Montashery, Iraj. (2012). A Feminist Reading of Virginia Woolf’s Mrs Dalloway. International Journal of Applied Linguistics & English Literature. 1. 22-28. 10.7575/ijalel.v.1n.3p.22.  

In this short article Montashery analyzes “Mrs. Dalloway” from a feminist point of view, bringing in the critical theory written by many famous feminist writers. Montashery examines Clarissa’s complex identity in order to evaluate her ideologies regarding gender and social constructs. There were very few articles that explicitly discuss feminism and “Mrs. Dalloway” but this one will help me to discuss the novel through the scope of feminism which I believe Woolf is engaging with. This article will help me discuss the social context of the gender inequality that Woolf includes in “Mrs. Dalloway”.  

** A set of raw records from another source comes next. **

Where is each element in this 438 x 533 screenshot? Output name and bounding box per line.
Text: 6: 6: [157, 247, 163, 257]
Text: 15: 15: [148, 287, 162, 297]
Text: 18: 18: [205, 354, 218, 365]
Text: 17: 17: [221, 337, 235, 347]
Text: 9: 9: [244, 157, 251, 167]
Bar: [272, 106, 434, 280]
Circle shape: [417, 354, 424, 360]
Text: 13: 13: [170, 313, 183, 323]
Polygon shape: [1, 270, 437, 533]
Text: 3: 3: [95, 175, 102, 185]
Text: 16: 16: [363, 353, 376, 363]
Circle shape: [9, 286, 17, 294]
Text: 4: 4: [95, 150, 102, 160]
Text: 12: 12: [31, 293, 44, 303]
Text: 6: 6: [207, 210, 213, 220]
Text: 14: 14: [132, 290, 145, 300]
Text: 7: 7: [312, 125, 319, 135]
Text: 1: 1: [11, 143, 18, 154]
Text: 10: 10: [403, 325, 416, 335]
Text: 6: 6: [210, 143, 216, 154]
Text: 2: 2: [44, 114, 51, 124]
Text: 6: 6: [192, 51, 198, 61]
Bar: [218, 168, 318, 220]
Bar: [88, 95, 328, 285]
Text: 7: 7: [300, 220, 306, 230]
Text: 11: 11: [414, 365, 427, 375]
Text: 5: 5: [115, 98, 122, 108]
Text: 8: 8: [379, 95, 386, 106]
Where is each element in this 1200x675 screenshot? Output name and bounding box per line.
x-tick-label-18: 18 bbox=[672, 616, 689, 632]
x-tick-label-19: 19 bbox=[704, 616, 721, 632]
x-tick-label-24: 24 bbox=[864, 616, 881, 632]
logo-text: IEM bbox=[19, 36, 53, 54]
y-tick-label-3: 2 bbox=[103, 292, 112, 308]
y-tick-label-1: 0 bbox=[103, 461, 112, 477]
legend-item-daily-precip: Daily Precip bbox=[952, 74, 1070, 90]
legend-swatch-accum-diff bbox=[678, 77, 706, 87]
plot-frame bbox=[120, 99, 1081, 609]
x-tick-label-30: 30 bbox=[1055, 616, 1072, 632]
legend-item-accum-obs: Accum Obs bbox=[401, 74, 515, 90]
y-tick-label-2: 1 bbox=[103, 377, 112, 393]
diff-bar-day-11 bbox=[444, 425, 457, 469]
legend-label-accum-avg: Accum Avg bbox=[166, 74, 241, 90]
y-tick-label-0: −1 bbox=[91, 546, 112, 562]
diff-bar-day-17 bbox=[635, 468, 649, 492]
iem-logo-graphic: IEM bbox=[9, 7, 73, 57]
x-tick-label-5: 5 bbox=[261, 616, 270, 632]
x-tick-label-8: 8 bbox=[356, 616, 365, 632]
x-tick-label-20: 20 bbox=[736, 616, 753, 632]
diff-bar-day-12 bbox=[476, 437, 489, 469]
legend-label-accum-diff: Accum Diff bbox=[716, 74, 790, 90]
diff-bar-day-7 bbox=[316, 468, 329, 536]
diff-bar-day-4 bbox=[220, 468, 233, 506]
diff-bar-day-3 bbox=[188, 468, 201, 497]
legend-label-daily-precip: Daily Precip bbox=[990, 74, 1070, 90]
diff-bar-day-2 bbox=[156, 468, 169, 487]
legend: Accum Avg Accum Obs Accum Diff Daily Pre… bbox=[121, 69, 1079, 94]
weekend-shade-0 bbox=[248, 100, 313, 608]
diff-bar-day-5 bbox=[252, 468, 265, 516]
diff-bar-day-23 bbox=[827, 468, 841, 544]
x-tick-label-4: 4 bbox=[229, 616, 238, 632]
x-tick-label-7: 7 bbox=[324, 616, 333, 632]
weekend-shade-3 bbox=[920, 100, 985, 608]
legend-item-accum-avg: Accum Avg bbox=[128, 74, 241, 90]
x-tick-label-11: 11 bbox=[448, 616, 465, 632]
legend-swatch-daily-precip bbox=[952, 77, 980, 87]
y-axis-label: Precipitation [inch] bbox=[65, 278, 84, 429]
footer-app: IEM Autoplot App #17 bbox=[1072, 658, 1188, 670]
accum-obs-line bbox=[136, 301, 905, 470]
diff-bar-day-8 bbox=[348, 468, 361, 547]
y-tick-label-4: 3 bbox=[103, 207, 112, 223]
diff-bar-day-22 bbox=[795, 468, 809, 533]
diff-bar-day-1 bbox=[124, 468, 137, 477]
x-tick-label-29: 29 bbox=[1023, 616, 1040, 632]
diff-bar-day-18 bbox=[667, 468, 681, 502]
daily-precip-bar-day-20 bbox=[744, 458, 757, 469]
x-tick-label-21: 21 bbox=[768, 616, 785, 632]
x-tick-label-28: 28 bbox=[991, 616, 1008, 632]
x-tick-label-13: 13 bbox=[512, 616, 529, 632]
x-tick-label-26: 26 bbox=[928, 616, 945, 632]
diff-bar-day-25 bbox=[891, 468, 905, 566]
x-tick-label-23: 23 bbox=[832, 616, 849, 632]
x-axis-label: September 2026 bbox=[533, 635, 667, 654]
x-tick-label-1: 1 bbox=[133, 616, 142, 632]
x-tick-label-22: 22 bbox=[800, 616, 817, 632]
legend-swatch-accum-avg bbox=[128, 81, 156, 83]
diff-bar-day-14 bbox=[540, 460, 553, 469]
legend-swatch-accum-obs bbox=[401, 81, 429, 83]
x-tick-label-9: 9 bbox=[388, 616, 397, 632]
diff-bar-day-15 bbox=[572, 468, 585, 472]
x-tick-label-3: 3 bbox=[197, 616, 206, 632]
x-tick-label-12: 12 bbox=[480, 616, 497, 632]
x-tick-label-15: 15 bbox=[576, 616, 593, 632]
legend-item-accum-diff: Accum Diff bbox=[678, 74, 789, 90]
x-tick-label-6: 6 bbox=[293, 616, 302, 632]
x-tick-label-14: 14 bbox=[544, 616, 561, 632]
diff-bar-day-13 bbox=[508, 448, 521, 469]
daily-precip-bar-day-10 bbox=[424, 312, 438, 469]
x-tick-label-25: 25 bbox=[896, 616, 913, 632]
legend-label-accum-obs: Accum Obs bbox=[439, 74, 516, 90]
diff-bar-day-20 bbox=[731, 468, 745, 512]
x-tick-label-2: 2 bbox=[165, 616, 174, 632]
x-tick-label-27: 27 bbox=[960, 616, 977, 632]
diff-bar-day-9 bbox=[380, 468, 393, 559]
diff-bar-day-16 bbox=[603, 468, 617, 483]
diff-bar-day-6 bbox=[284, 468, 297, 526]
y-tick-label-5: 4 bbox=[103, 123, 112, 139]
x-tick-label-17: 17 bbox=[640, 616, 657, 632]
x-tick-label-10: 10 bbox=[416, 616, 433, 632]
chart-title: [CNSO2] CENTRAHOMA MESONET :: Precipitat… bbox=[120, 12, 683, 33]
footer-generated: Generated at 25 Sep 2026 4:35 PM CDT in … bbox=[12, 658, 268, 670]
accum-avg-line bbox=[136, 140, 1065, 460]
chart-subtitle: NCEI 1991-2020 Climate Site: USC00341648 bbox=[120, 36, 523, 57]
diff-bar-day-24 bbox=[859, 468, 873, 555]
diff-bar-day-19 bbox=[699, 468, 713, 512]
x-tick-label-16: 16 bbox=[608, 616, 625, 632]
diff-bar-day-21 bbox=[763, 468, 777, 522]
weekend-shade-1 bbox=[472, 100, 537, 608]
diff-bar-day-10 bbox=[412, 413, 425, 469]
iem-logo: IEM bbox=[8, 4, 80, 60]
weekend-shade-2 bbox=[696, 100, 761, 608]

“Modern Fiction” by Virginia Woolf from McNeille, Andrew, Ed. The Essays of Virginia Woolf. Volume 4: 1925 to 1928. London: The Hogarth Press, 1984.

In this essay, Woolf critiques materialists and the subjects that they chose to explore in their work. In “Modern Fiction” Woolf discusses a new kind of writing that she thinks is the future of modern literature, where the subject explored has a spiritual focus. “Mrs. Dalloway” is exactly the type of writing that Woolf expresses a desire for in her essay. I intend to employ this short essay from Woolf to show her engagement with modernist ideas in “Mrs. Dalloway”  and why she crafts the novel in the way she does.